Solstafir / Katatonia

19/02/2023

Le Trianon - Paris

Par Florent Canepa

Photos: Christian Arnault

Site du groupe : https://katatonia.com/

Setlist :

Solstafir : Náttmál / Köld / Melrakkablús / Bloodsoaked Velvet / Rökkur / Fjara / Ótta / Goddess of the Ages Katatonia : Austerity / Colossal Shade / Lethean / Deliberation / Birds / Behind the Blood / Forsaker / Opaline / Buildings / My Twin / Atrium / Old Heart Falls / Untrodden / July / Evidence

1ère partie : Solstafir

2nde partie : Katatonia

Les confinements et autres limitations du monde du spectacle ont conduit l’année 2023 à être l’année des reliquats et parfois même des réinventions, ce qui est le cas pour Katatonia qui a sorti un nouvel album, le très réussi « Sky Void of Stars » dans l’intervalle et a donc du adapter sa tournée. Direction Le Trianon, une des plus belles salles de taille moyenne de Paris – il faut bien l’avouer – avec dorures et balcons et une acoustique sans faille.

Som fait office d’amuse-bouche pour cette soirée qui tient plus de la double affiche qu’autre chose, les Islandais de Solstafir ayant leur légitime parterre de fans. Som se veut shoegaze, planant et mordant à la fois mais il n’arrive en réalité ni à l’un, ni à l’autre. C’est dimanche, on baille gentiment en attendant impatiemment la suite. Pauvre scéniquement, le groupe fait ce qu’il peut et ce malgré un chanteur qui décide d’en faire peut-être un peu plus que les autres. Som, en somme, est une porte vers le sommeil. N’est pas Alcest qui veut.

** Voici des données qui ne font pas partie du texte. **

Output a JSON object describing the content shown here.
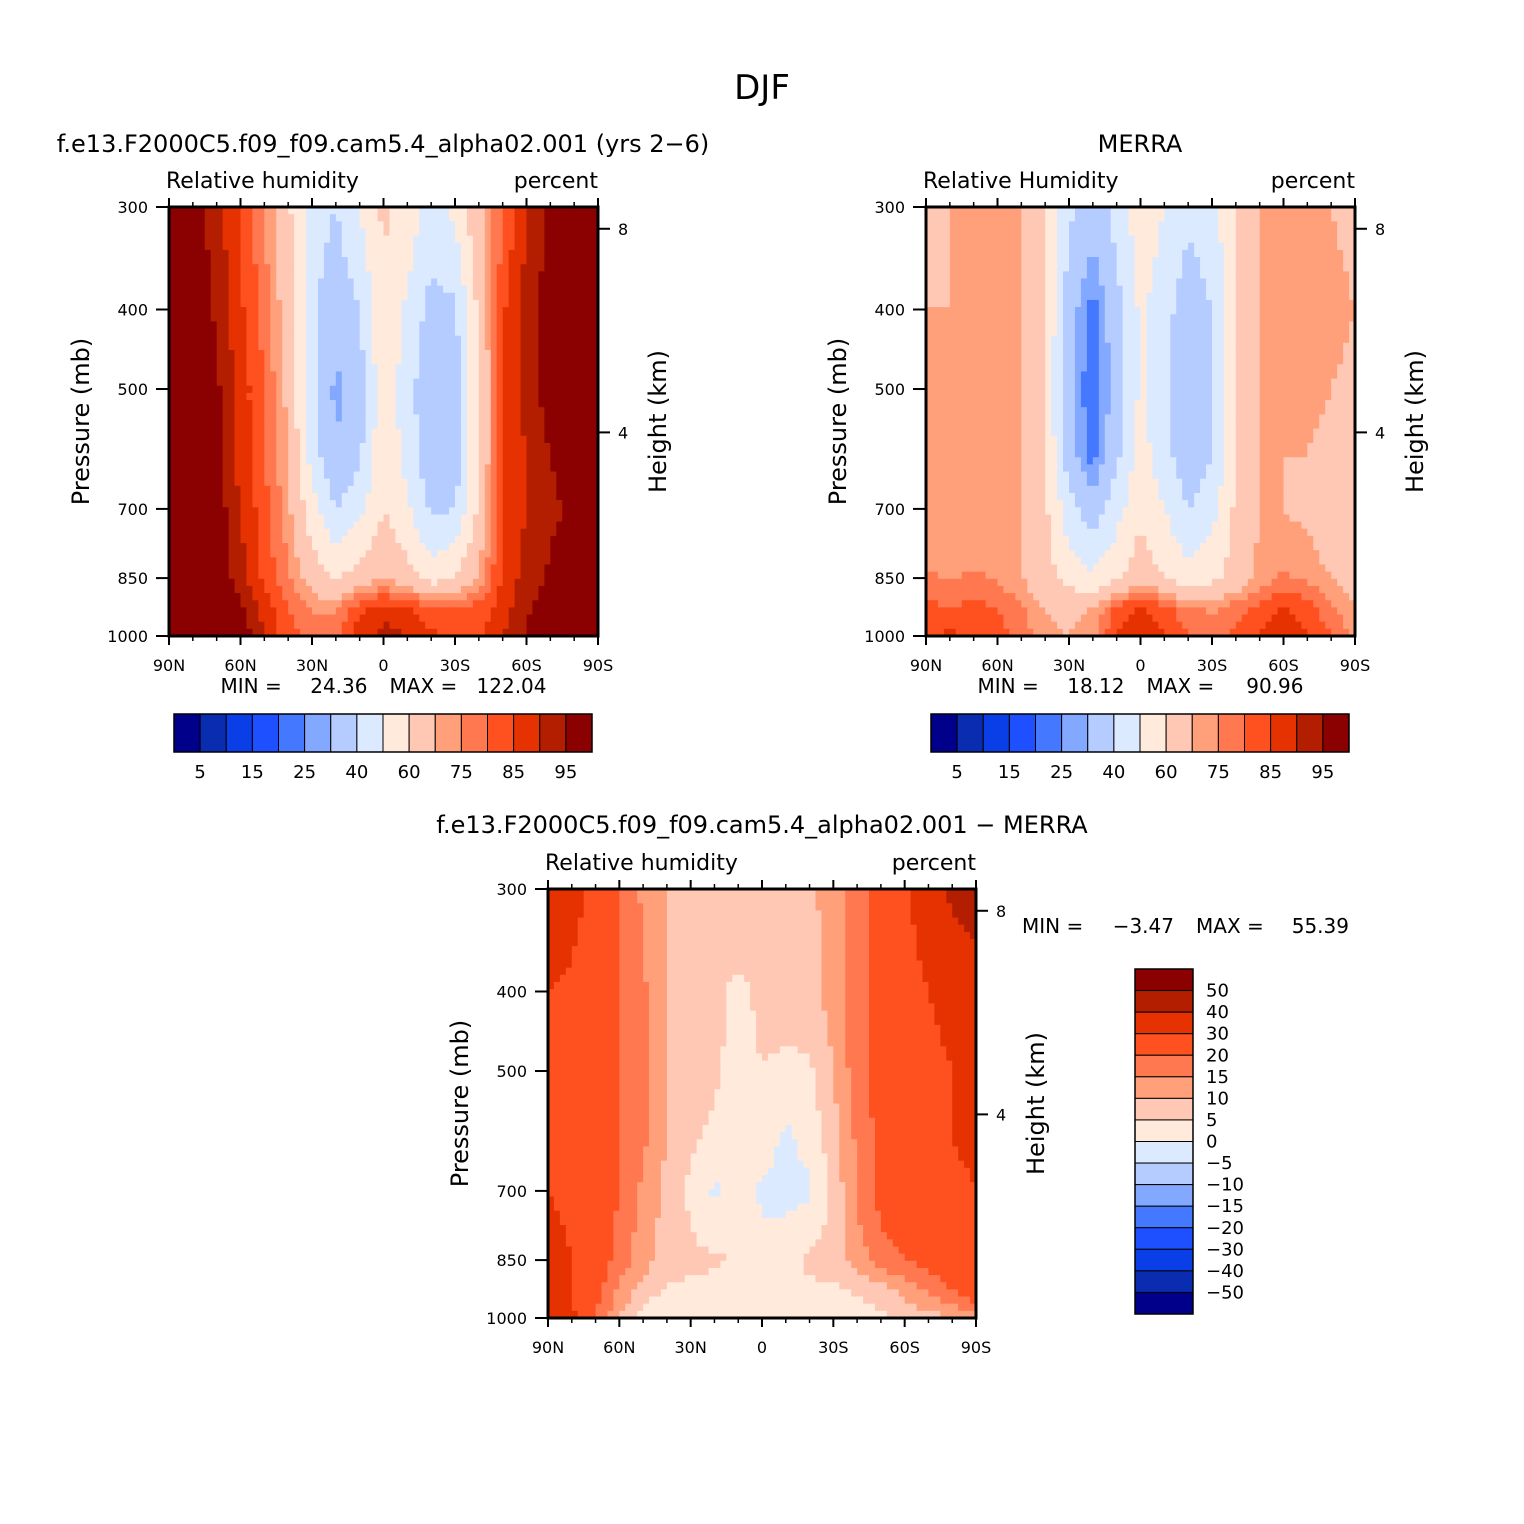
{
  "figure": {
    "title": "DJF"
  },
  "colormaps": {
    "rh": [
      "#00008b",
      "#0a2cb0",
      "#0a3ee6",
      "#1e50ff",
      "#4478ff",
      "#82a8ff",
      "#b4ccff",
      "#dceaff",
      "#ffeadc",
      "#ffc8b4",
      "#ffa07a",
      "#ff7850",
      "#ff5020",
      "#e63200",
      "#b41e00",
      "#8b0000"
    ],
    "diff": [
      "#8b0000",
      "#b41e00",
      "#e63200",
      "#ff5020",
      "#ff7850",
      "#ffa07a",
      "#ffc8b4",
      "#ffeadc",
      "#dceaff",
      "#b4ccff",
      "#82a8ff",
      "#4478ff",
      "#1e50ff",
      "#0a3ee6",
      "#0a2cb0",
      "#00008b"
    ]
  },
  "chart_data": [
    {
      "id": "model",
      "type": "heatmap",
      "title": "f.e13.F2000C5.f09_f09.cam5.4_alpha02.001 (yrs 2−6)",
      "left_label": "Relative humidity",
      "right_label": "percent",
      "xlabel": "",
      "ylabel": "Pressure (mb)",
      "y2label": "Height (km)",
      "x_ticks": [
        "90N",
        "60N",
        "30N",
        "0",
        "30S",
        "60S",
        "90S"
      ],
      "x_range": [
        90,
        -90
      ],
      "y_ticks": [
        300,
        400,
        500,
        700,
        850,
        1000
      ],
      "y_range": [
        1000,
        300
      ],
      "y_scale": "log",
      "y2_ticks": [
        "8",
        "4"
      ],
      "min_label": "MIN =",
      "min": "24.36",
      "max_label": "MAX =",
      "max": "122.04",
      "colorbar": {
        "orientation": "horizontal",
        "labels": [
          "5",
          "15",
          "25",
          "40",
          "60",
          "75",
          "85",
          "95"
        ]
      },
      "lat": [
        90,
        80,
        70,
        60,
        50,
        40,
        30,
        20,
        10,
        0,
        -10,
        -20,
        -30,
        -40,
        -50,
        -60,
        -70,
        -80,
        -90
      ],
      "pressure": [
        300,
        400,
        500,
        600,
        700,
        850,
        925,
        1000
      ],
      "values": [
        [
          98,
          98,
          92,
          85,
          75,
          62,
          45,
          40,
          50,
          62,
          56,
          46,
          52,
          68,
          80,
          90,
          96,
          100,
          102
        ],
        [
          100,
          100,
          94,
          86,
          78,
          66,
          42,
          32,
          40,
          58,
          48,
          36,
          38,
          62,
          84,
          92,
          98,
          102,
          104
        ],
        [
          100,
          100,
          96,
          88,
          80,
          68,
          42,
          28,
          35,
          58,
          44,
          32,
          34,
          60,
          86,
          92,
          98,
          100,
          102
        ],
        [
          100,
          100,
          96,
          88,
          80,
          70,
          46,
          30,
          38,
          58,
          46,
          32,
          34,
          60,
          86,
          90,
          95,
          98,
          100
        ],
        [
          102,
          102,
          98,
          90,
          82,
          72,
          54,
          40,
          48,
          60,
          52,
          38,
          40,
          62,
          86,
          90,
          94,
          96,
          98
        ],
        [
          110,
          108,
          100,
          92,
          84,
          76,
          66,
          60,
          64,
          70,
          64,
          56,
          60,
          72,
          86,
          92,
          96,
          98,
          100
        ],
        [
          118,
          115,
          105,
          96,
          88,
          80,
          74,
          74,
          84,
          88,
          86,
          82,
          80,
          82,
          88,
          94,
          98,
          100,
          100
        ],
        [
          122,
          120,
          108,
          100,
          90,
          82,
          78,
          78,
          88,
          92,
          90,
          86,
          84,
          84,
          90,
          96,
          98,
          100,
          100
        ]
      ]
    },
    {
      "id": "obs",
      "type": "heatmap",
      "title": "MERRA",
      "left_label": "Relative Humidity",
      "right_label": "percent",
      "xlabel": "",
      "ylabel": "Pressure (mb)",
      "y2label": "Height (km)",
      "x_ticks": [
        "90N",
        "60N",
        "30N",
        "0",
        "30S",
        "60S",
        "90S"
      ],
      "x_range": [
        90,
        -90
      ],
      "y_ticks": [
        300,
        400,
        500,
        700,
        850,
        1000
      ],
      "y_range": [
        1000,
        300
      ],
      "y_scale": "log",
      "y2_ticks": [
        "8",
        "4"
      ],
      "min_label": "MIN =",
      "min": "18.12",
      "max_label": "MAX =",
      "max": "90.96",
      "colorbar": {
        "orientation": "horizontal",
        "labels": [
          "5",
          "15",
          "25",
          "40",
          "60",
          "75",
          "85",
          "95"
        ]
      },
      "lat": [
        90,
        80,
        70,
        60,
        50,
        40,
        30,
        20,
        10,
        0,
        -10,
        -20,
        -30,
        -40,
        -50,
        -60,
        -70,
        -80,
        -90
      ],
      "pressure": [
        300,
        400,
        500,
        600,
        700,
        850,
        925,
        1000
      ],
      "values": [
        [
          62,
          70,
          70,
          70,
          70,
          60,
          42,
          34,
          44,
          56,
          50,
          42,
          46,
          60,
          70,
          72,
          72,
          70,
          68
        ],
        [
          70,
          70,
          70,
          70,
          70,
          60,
          34,
          22,
          36,
          52,
          44,
          34,
          40,
          60,
          70,
          72,
          74,
          72,
          70
        ],
        [
          70,
          70,
          70,
          70,
          70,
          60,
          32,
          20,
          34,
          52,
          42,
          30,
          38,
          60,
          70,
          72,
          72,
          70,
          68
        ],
        [
          70,
          70,
          70,
          70,
          70,
          60,
          34,
          22,
          38,
          54,
          44,
          32,
          40,
          60,
          70,
          70,
          70,
          68,
          66
        ],
        [
          70,
          70,
          70,
          70,
          70,
          62,
          44,
          34,
          46,
          58,
          50,
          40,
          46,
          62,
          70,
          70,
          68,
          64,
          62
        ],
        [
          76,
          74,
          76,
          74,
          70,
          64,
          56,
          52,
          58,
          66,
          60,
          54,
          58,
          64,
          72,
          76,
          74,
          70,
          66
        ],
        [
          82,
          80,
          82,
          80,
          76,
          70,
          68,
          70,
          82,
          86,
          82,
          76,
          74,
          78,
          82,
          86,
          82,
          76,
          70
        ],
        [
          84,
          86,
          84,
          82,
          78,
          72,
          70,
          74,
          86,
          90,
          86,
          80,
          78,
          82,
          86,
          90,
          86,
          80,
          74
        ]
      ]
    },
    {
      "id": "diff",
      "type": "heatmap",
      "title": "f.e13.F2000C5.f09_f09.cam5.4_alpha02.001 − MERRA",
      "left_label": "Relative humidity",
      "right_label": "percent",
      "xlabel": "",
      "ylabel": "Pressure (mb)",
      "y2label": "Height (km)",
      "x_ticks": [
        "90N",
        "60N",
        "30N",
        "0",
        "30S",
        "60S",
        "90S"
      ],
      "x_range": [
        90,
        -90
      ],
      "y_ticks": [
        300,
        400,
        500,
        700,
        850,
        1000
      ],
      "y_range": [
        1000,
        300
      ],
      "y_scale": "log",
      "y2_ticks": [
        "8",
        "4"
      ],
      "min_label": "MIN =",
      "min": "−3.47",
      "max_label": "MAX =",
      "max": "55.39",
      "colorbar": {
        "orientation": "vertical",
        "labels": [
          "50",
          "40",
          "30",
          "20",
          "15",
          "10",
          "5",
          "0",
          "−5",
          "−10",
          "−15",
          "−20",
          "−30",
          "−40",
          "−50"
        ]
      },
      "lat": [
        90,
        80,
        70,
        60,
        50,
        40,
        30,
        20,
        10,
        0,
        -10,
        -20,
        -30,
        -40,
        -50,
        -60,
        -70,
        -80,
        -90
      ],
      "pressure": [
        300,
        400,
        500,
        600,
        700,
        850,
        925,
        1000
      ],
      "values": [
        [
          36,
          34,
          26,
          20,
          14,
          10,
          6,
          7,
          8,
          6,
          8,
          9,
          12,
          18,
          22,
          28,
          36,
          42,
          46
        ],
        [
          30,
          28,
          24,
          20,
          16,
          10,
          7,
          6,
          4,
          6,
          7,
          8,
          12,
          18,
          22,
          26,
          30,
          32,
          34
        ],
        [
          30,
          28,
          24,
          20,
          16,
          10,
          8,
          6,
          3,
          5,
          4,
          4,
          10,
          18,
          22,
          26,
          28,
          30,
          34
        ],
        [
          30,
          28,
          24,
          20,
          16,
          10,
          6,
          4,
          1,
          3,
          -1,
          2,
          8,
          16,
          22,
          26,
          28,
          30,
          32
        ],
        [
          30,
          28,
          24,
          20,
          14,
          8,
          4,
          -1,
          3,
          -1,
          -2,
          -1,
          6,
          16,
          22,
          24,
          26,
          28,
          30
        ],
        [
          34,
          30,
          24,
          18,
          12,
          8,
          6,
          6,
          4,
          2,
          4,
          6,
          8,
          12,
          18,
          20,
          22,
          26,
          30
        ],
        [
          36,
          30,
          22,
          14,
          8,
          4,
          4,
          3,
          2,
          2,
          2,
          4,
          4,
          6,
          8,
          12,
          16,
          20,
          26
        ],
        [
          38,
          32,
          20,
          10,
          2,
          0,
          2,
          2,
          2,
          2,
          2,
          2,
          2,
          2,
          4,
          6,
          8,
          10,
          12
        ]
      ]
    }
  ]
}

Heureusement, la dégaine néo-western des Hommes venus du froid vient casser la léthargie. Malgré la barrière de la langue, Solstafir sait toujours installer une ambiance et possède surtout un son qui lui est propre, un post-rock synonyme de déchirement. Dès la première offrande, « Náttmál », issu de l’adoubé Otta, le versant tribal, fait mouche. Quand le propos est un peu plus long comme sur « Köld », au tempo malade (de l’album du même titre), on frise l’ennui mais ce n’est que de courte durée. Car Solstafir, malgré ses constructions tonales similaires entre les titres, fait en quelque sorte passer Chris Isaak au hachoir. Il y a cette mélancolie impassible qui sort tout autant des instruments que de la voix du colosse Aðalbjörn Tryggvason. Sur « Melrakkablús », on est à mi-chemin entre The Cult et Type O Negative, mais toujours avec ce son si particulier, ces guitares qui traînent, à la limite de la justesse. On a l’impression de s’enfoncer peu à peu dans une forme d’aridité chaleureuse, ce qui peut paraître assez paradoxal.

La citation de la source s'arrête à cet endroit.